Background: Varnimcabtagene autoleucel (IMN-003A), an autologous second-generation CAR T-cell product with a 4-1BB co-stimulatory domain and murine A3B1 binder, was approved in India in February 2024 for B-cell Non-Hodgkin's Lymphoma above 18 years based on safety and efficacy data (ASH 2022, 2023). In this observational study, we present real-world experience (RWE) on the access, safety, and efficacy of the commercial use of this product across multiple clinical centres in India.

Methods: Patients (pts) with r/r B-NHL aged 18+ years infused with varnim-cel as standard of care in a fractionated infusion protocol (10%/30%/60%) at target dose 5x106/kg CAR+ cells after Flu-Cy lymphodepletion regimen from 02 August 2024 till 15 July 2025 were included in this study. No adjuvant or maintenance treatment was administered. Ten centres across India were trained on clinical management and toxicity algorithms prior to initiation of treatment. Apheresis and infusion scheduling based on patient priority along with manufacturing was done centrally from a single facility.

Manufacturing parameters such as manufacturing success rate (MSR), vein to vein (leukapheresis to infusion) and brain-to-vein time (pt registration to infusion) were evaluated. Response was assessed as per IWG (B-NHL) criteria. Adverse events (AEs) including CRS, ICANS and IEC-HS were analysed as per published criteria.

Results: As of data cut-off, 30 pts with B-NHL underwent leukapheresis (median age 58 yrs, range 21 to 79; Gender: Male 63%, Female 37%; Ethnicity: Asians 100% (Indians 83%, Bangladeshi 3%, Nepali 3%, Mauritian 3%, Arab 7%) across 10 centres in India. Disease characteristics included: Subtypes - Diffuse Large B-cell Lymphoma: 67%, Primary Mediastinal Large B-cell Lymphoma: 3%, T-cell / Histiocyte Rich Large B Cell Lymphoma: 3%, Transformed Indolent: 7%, Follicular Lymphoma: 10%, Mantle Cell Lymphoma: 10%; Extranodal involvement 83%; Bulky disease 37%; CNS involvement 7% with previous lines of treatment – median 3; range 1 to 5. One pt had undergone previous autologous transplant.

Centralized manufacturing ensured all patients received apheresis and manufacturing slots within a median of 6 days (range 1 to 29). Second apheresis was done in 2 patients (inadequate cell count – 1; sterility failure – 1). Temperature control for varnim-cel was uniformly maintained ≤ -150 C using ultracold chain logistics.
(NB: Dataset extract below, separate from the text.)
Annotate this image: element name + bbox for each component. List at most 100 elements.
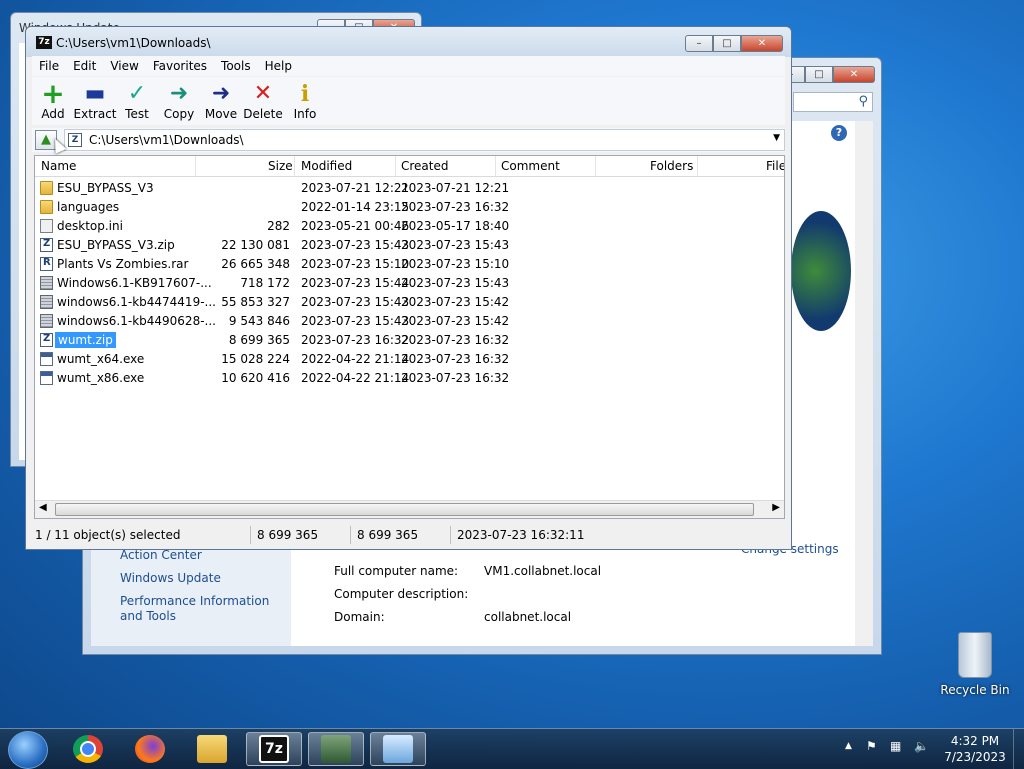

Of the 30 pts, 23 patients have been infused (pt death before infusion - 1; product not manufactured -1; and 5 patients awaiting infusion), all pts received fractionated infusions, majority were on Days 0, +3, +7 and 17 pts (57%) underwent bridging therapy. Median CAR-T cell manufacturing time was 26 days (range 14 to 41) with 96% MSR (1 batch terminated).

Median distance travelled by pts to access varnim-cel was 493 Km (range 11 to 6797). Median brain-to-vein time was 45 days (range 27 to 70). Median vein-to-vein time was 34 days (range 23 to 63). The B2V and V2V were not influenced by distance of the treatment centres to the manufacturing site.

Of the 19 evaluable pts at D+28, overall response rate (ORR) was 79% (15/19) with 53% in CR. Ten pts were evaluable at D+90 with an ORR of 60% (6/10). 4 pts relapsed by D+90. ORR in Median progression-free survival and overall survival were not reached. RWE efficacy outcomes concur with the pivotal Phase II study (IMAGINE): 92% ORR at D+28 in both B-ALL and B-NHL cohorts.

AESIs reported were CRS (overall 48%; G3+ 4%); ICANS (overall 9%; G3+ 4%); Neurotoxicity (overall 4%); Immune Cell Associated Haemato-Toxicity (ICAHT) - neutropenia (overall 48%; G3+ 26%); anemia (overall 70%; G3+ 13%); and thrombocytopenia (overall 57%; G3+ 9%). CRS median onset was D+3 and duration 3 days. Tocilizumab, steroids and anakinra usage was in 39%, 9% and 4% respectively. RWE safety profile is similar to the pivotal Phase II study (IMAGINE): CRS (overall 67%; G3+ 4%); ICANS (overall 4%; G3+ 0%) and ICAHT - neutropenia (overall 100%; G3+ 92%); anemia (overall 96%; G3+ 29%); and thrombocytopenia (overall 92%; G3+ 21%) with no additional safety signals.Conclusion: The real-world experience provides strong evidence of efficacy and safety of varnim-cel in B-NHL comparable with pivotal study. It also proves the robustness of trans-national ultracold chain logistics, safe and effective clinical delivery and management systems for commercial rollout across multiple centres in India to provide equitable access in South Asia.